La mañana siguiente al grito del río fue silenciosa. Demasiado silenciosa.
Las campanas de la iglesia no repicaron. El panadero no abrió su tienda. Y el río Toso, que solía murmurar todo el día, guardaba un silencio tan espeso como la niebla que se arrastraba por las calles empedradas de Santa Elena.
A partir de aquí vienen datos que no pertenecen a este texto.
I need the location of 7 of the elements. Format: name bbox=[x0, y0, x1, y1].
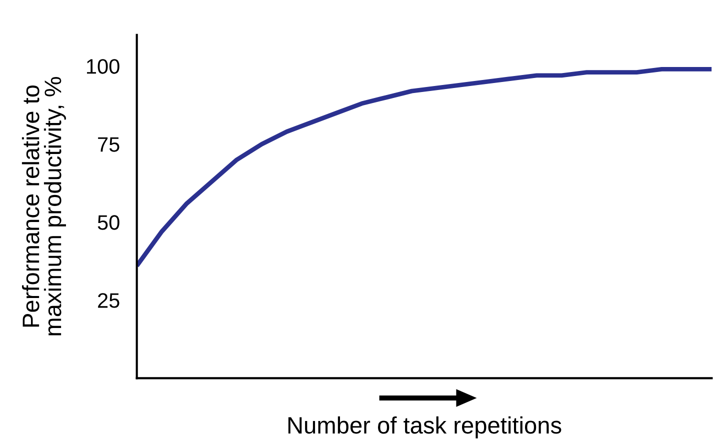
y-tick-label: 50 bbox=[98, 215, 120, 230]
x-axis-title: Number of task repetitions bbox=[288, 416, 562, 438]
y-axis-title: Performance relative to maximum productivity, % bbox=[22, 77, 66, 336]
line-series bbox=[136, 66, 712, 268]
y-tick-label: 75 bbox=[98, 137, 120, 152]
y-tick-label: 25 bbox=[98, 293, 120, 308]
y-tick-label: 100 bbox=[87, 59, 120, 74]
Laura se despertó sobresaltada. Tenía la garganta seca y un presentimiento amargo en el pecho. Bajó a la cocina de su abuela, solo para encontrar la mesa puesta… pero nadie allí.
—¿Abuela?
Nada.
La buscó por toda la casa hasta que encontró la puerta trasera abierta. Afuera, en el huerto, las huellas de barro marcaban un camino hacia el río. Laura las siguió con el corazón retumbando en las sienes.
No estaba sola.
A cada paso, sentía que algo o alguien la observaba desde entre los árboles, respirando con un ritmo que no era humano. Las huellas la llevaron hasta la orilla del Toso. Allí, tirado sobre una piedra cubierta de musgo, estaba el pañuelo bordado de su abuela… empapado en sangre.
Laura gritó.
A su espalda, un crujido. Se giró, lista para correr, pero lo que vio la dejó sin aliento: una figura encapuchada, de ropas mojadas y mirada vacía, estaba parada junto a la vieja cruz de madera que marcaba el límite entre el bosque y el río.
No dijo una palabra. Solo alzó una mano… y señaló el agua.
Laura dio un paso atrás. Pero antes de poder reaccionar, la figura se desvaneció entre la niebla como si nunca hubiese estado allí.
Al volver corriendo al pueblo, el mensaje ya había corrido por todas partes: Matilde Mendoza había desaparecido.
Y el río, una vez más, se había cobrado algo.